Abstract

Introduction: Although there are recent data which suggest that surgical decompression can reduce mortality in patients with acute ischemic stroke (AIS), hemicraniectomy has remained a hot topic in stroke care, with candidates for this procedure at high risk for excessive morbidity and mortality. We determined in-hospital mortality rates for patients with AIS undergoing hemicraniectomy, and compared these rates to those reported previously. Methods: Data from the National Inpatient Sample (NIS), a nationwide administrative database for the year 2009 (>7,800,000 US hospital admissions), and the associated ICD-9-CM diagnosis and procedure codes were used to identify patients. We examined in-hospital mortality associated with hemicraniectomy, with and without thrombolysis in patients admitted emergently, having a discharge diagnosis of acute ischemic stroke and/or precerebral arterial occlusion (multi-level clinical classification software codes 109 and 110). Results: From 114982 adult patients (53% Female) with AIS, 118 (0.1%) underwent hemicraniectomy, and 3115 (2.7%) were treated with thrombolysis. Compared with the nonsurgical group, patients treated with hemicraniectomy were younger (mean age 55 vs. 72 years), but had a higher inpatient mortality rate (25% vs. 7%).

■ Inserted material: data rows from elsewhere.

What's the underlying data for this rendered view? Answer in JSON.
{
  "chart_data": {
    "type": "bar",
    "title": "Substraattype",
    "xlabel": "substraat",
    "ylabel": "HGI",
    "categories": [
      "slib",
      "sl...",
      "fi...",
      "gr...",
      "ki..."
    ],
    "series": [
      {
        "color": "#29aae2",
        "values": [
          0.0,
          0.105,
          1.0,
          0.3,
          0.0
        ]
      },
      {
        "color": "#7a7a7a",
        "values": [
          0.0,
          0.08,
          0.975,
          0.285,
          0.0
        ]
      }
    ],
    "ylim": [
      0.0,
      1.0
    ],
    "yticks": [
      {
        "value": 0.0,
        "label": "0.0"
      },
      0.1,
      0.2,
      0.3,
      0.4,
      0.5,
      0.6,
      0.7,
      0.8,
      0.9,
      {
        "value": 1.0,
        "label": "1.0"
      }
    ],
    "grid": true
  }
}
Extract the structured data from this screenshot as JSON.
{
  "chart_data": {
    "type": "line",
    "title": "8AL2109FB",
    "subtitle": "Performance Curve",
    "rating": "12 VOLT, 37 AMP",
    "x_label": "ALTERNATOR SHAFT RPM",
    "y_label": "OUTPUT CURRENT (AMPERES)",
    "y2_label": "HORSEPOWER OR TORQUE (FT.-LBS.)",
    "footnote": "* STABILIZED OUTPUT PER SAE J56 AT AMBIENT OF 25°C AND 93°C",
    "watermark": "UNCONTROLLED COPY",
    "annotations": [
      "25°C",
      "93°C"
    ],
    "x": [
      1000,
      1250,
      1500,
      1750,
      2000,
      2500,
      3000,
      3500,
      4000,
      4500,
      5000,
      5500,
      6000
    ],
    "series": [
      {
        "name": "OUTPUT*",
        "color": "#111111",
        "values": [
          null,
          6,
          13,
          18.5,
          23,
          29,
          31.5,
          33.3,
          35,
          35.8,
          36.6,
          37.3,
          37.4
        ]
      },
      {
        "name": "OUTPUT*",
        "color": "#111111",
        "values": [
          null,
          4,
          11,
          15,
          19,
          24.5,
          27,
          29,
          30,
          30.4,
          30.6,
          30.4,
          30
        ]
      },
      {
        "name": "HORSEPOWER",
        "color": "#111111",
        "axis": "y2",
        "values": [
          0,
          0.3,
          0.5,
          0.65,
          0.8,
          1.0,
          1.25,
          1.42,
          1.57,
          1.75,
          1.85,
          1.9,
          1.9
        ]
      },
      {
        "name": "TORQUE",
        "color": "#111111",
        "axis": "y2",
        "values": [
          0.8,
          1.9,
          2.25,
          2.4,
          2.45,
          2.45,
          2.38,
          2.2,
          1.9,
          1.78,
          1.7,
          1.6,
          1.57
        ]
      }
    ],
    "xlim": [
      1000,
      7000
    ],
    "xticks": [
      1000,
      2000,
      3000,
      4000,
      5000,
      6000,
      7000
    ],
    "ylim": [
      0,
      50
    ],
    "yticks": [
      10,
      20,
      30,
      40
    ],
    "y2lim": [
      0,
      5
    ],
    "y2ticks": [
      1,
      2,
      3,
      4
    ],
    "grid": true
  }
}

In patients treated with thrombolysis, mortality was also higher in the hemicraniectomy group compared to the nonsurgical group (27% vs. 10%). Stroke associated complication rates for systemic sepsis (9% vs. 2%) and aspiration pneumonia (9% vs. 4%) were higher in the hemicraniectomy-treated patients. Median cost per stay was $170,600 in the hemicraniectomy treated patients vs. $25,100 nonsurgical. The 2009 mortality rate in hemicraniectomy-treated patients was lower than previously reported in NIS cohorts from 2000-2006 (25% vs. 32%). Conclusion: In-hospital mortality remains high for patients treated with hemicraniectomy, but appears to have declined from previous years. Despite the fact that candidates for hemicraniectomy are by definition at very high risk for excessive morbidity and mortality, use of databases such as the NIS can supply valuable information on demographics and trends for inpatient outcomes, and the associated costs.